Et là, soudain, c’est Bijeya qui apparaît et accueille Elisabeth à bras ouverts. Puis il me voit et m’adresse un immense sourire : ‘My friend ! You’re here also ! Vel-come !’ et me prend dans ses bras en me faisant la bise. Il accueille ensuite le reste du groupe d’un signe de la main général et nous nous précipitons vers le bus sans parvenir à éviter les nombreux porteurs qui nous bousculent gentiment des chariots pour s’en charger à notre place. Bijeya me rattrape et me prend par le bras en s’excusant de ne pas m’avoir écrit, il a perdu mon adresse, ‘but I will never never lose it again’. Ensuite nous voilà successivement noyés sous les khatas de Lama Djampa, celles du comité de Snow Lion, et sous les guirlandes d’oeillets d’Inde de Bijeya et de sa belle-soeur. Sourires sur tous les visages.

Bijeya me demande ce que j’ai fait de mon année, je lui demande quand il viendra en France finalement. Tous les sacs étant chargés, nous embarquons dans le bus. A ce moment Wangdu m’aperçoit et pousse une exclamation de bienvenue en me submergeant de namastééééé. Dans le bus tout le monde découvre bruyamment Kathmandou by night, s’effrayant des klaxons, s’exclamant sur les boutiques…

Nous arrivons dans Thamel à pied. Wangdu me tient compagnie en m’annonçant la naissance de sa fille, qui a cinq mois maintenant. J’ai l’impression d’un retour chez moi. Nous entrons dans le Sherpa Guest House, où on m’accueille encore avec d’immenses sourires. En deux temps trois mouvements Christine et moi dégottons une clef de chambre et nous changeons. Je redescends en penjab juste à temps pour décharger le reste de bagages, ce qui fait rire le propriétaire du Guest House qui s’exclame : « Strong woman ! »
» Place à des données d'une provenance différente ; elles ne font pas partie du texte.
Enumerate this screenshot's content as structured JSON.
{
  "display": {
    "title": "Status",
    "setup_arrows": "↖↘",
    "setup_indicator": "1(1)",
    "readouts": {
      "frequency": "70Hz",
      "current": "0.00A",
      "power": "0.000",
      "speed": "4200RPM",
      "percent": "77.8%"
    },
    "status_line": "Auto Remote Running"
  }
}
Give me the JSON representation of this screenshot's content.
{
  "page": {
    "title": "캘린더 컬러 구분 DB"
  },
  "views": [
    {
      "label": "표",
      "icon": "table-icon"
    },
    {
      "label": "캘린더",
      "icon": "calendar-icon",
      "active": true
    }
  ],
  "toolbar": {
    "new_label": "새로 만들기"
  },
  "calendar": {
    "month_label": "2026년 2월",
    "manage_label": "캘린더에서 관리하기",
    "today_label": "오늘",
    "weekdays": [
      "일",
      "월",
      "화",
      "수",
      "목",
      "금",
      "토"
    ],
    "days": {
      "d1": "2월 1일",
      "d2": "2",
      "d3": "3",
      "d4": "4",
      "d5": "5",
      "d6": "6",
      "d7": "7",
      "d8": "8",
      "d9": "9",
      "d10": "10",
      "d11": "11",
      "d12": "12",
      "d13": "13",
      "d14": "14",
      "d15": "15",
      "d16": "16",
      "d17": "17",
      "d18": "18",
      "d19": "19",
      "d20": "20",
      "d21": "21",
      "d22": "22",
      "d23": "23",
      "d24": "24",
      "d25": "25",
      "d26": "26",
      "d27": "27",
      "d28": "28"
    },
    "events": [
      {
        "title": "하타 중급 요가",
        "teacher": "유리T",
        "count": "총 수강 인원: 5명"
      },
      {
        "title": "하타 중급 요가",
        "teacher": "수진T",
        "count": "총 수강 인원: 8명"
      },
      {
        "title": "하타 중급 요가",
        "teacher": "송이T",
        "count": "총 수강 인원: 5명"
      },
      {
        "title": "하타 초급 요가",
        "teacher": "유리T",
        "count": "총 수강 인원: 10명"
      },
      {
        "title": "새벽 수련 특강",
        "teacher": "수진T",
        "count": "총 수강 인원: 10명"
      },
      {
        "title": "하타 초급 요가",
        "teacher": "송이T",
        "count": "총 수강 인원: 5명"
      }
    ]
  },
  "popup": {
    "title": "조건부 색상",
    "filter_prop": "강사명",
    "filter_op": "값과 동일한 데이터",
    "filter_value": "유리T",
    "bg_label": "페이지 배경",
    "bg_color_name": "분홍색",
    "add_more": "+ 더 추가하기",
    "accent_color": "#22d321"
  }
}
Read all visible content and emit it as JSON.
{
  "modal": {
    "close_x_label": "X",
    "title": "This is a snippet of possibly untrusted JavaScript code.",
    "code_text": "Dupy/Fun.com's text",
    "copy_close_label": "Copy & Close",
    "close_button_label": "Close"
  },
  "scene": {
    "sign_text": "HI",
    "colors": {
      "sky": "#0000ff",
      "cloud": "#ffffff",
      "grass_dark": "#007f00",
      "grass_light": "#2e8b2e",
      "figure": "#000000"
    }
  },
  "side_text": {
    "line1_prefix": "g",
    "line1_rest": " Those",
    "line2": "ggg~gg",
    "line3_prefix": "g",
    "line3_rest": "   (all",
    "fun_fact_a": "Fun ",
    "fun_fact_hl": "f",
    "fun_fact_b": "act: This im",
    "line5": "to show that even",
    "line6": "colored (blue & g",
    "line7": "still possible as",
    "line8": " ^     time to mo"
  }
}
Puis c’est le dîner au Helena’s. Je passe le seuil, ravie. Et quelle n’est pas ma surprise lorsque le serveur me regarde, écarquille les yeux, se fend d’un grand sourire et s’exclame : « Namaste ! You’re back ! How are you ? ». Il m’a reconnue et ça me coupe la chique. Un autre serveur juste derrière me reconnaît aussi, Tapa, et m’accueille cordialement, comme une amie. Je suis aux anges. Nous dînons autour d’une immense table et personne ne goûte le plat de personne, mais à 27 c’est plutôt normal. Il vaut mieux que je cesse tout de suite de faire des parallèles avec l’année dernière. Elisabeth nous fait un debriefing d’une demi-heure et je propose, à la fin, une sortie matinale demain à ceux qui le souhaitent. A présent il est temps que je dépose toutes ces émotions en méditation et que je me couche pour être en forme demain. Quel bonheur.